ECONOMIA LOCAL X MEMÓRIAS AFETIVAS

As instalações não apenas proporcionaram empregos para os moradores da região, mas também impulsionaram diversos setores da economia local. Isso não foi apenas visto como meios de subsistência para as famílias, mas também contribuía para o desenvolvimento socioeconômico da comunidade.

O funcionamento das fábricas gerava receita para o município por meio de impostos sobre a produção, propriedade e renda. Essa arrecadação era essencial para financiar serviços públicos na região.

As fábricas dependiam de fornecedores locais para a comercialização de materiais e serviços, criando oportunidades adicionais de negócios para empresas.  O transporte do coco era feito em pequenas canoas a motor e a pano; uma delas era a PEPITA, navegada pelos senhores José Bengo e Carmo Grande. Já a maior canoa que, consequentemente, trazia uma carga considerável de frutos, era de nome SAVEIRO, de propriedade do senhor Zifirino Alfredo dos Santos, na época, um comerciante do povoado Canal de São Sebastião.

No que se refere à matéria prima local, o coco era trazido dos povoados pelo Canal de São Sebastião, Porto Grande, Flexeiras, Boa Fé, Curral do Meio, Jatobá, Capoã, Olhos D’agua, dentre outros.

Em resumo, as fábricas de beneficiamento de coco foram pilares da economia local, proporcionando empregos, estimulando o comércio, gerando receita para o município e contribuindo para o desenvolvimento da Barra dos Coqueiros no Estado de Sergipe. Sua importância transcendeu o aspecto econômico, deixando um legado duradouro à comunidade.

Dona Maria Lenaide, mãe solteira na época e antiga operária, relatou que, apesar de pouco tempo trabalhando na Fábrica Vieira Sampaio, entre os cortes sofridos por diversas tentativas ao tirar o coco do casco, guarda com carinho as grandes amizades que construiu durante esse período; ela relatou que no trajeto até o Trapiche Ribeiro, situado às margens do frondoso Rio Sergipe, navegando em canoa de pano, em meio ao amontoado de cocos e a maestria no movimento frenético do leme dos marinheiros, muita coisa passava em sua mente, principalmente, a percepção do quanto era importante trazer a renda para alimentar seus quatro filhos. Ela relatou também que sua avó, no momento da explosão, achou que o estrondo era o fim do mundo, tão falado na época do acidente:

“Lembro-me com carinho de ainda criança brincar com meus irmãos nos vestígios das ruínas do imponente Trapiche Ribeiro, um amontoado da fibra do coco deixado pelo tempo; tudo isso transformava-se em montanhas imaginárias, até fazer-nos despertar pela água fria que, ao passar das embarcações a navegar pelo estuário, trazia as marolas e batia  esvoaçante como se fora algo mágico transmutando onda sem suas ruínas”.
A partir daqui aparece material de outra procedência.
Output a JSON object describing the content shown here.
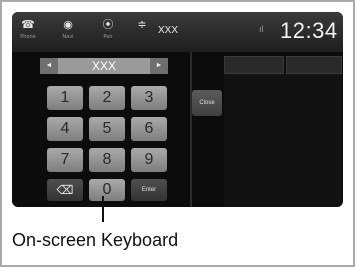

Por isso, é importante acreditar na força da escrita e da memória para trazer à tona as lembranças, usos e costumes de um povo para não apenas ordenar palavras e elaborar pesquisa, mas, principalmente, sentir e se emocionar com a vivência do outro e que quebrando assim às barreiras do tempo.

REFERÊNCIAS:

CRUZ, J. O coco na economia de Aracaju. Revista de Aracaju, v.1, n.1, p.3-16, 1943.

FREIRE, Paulo. Cartas à Guiné-Bissau: registros de uma experiência em processo. Rio de Janeiro: Paz e Terra, 1977.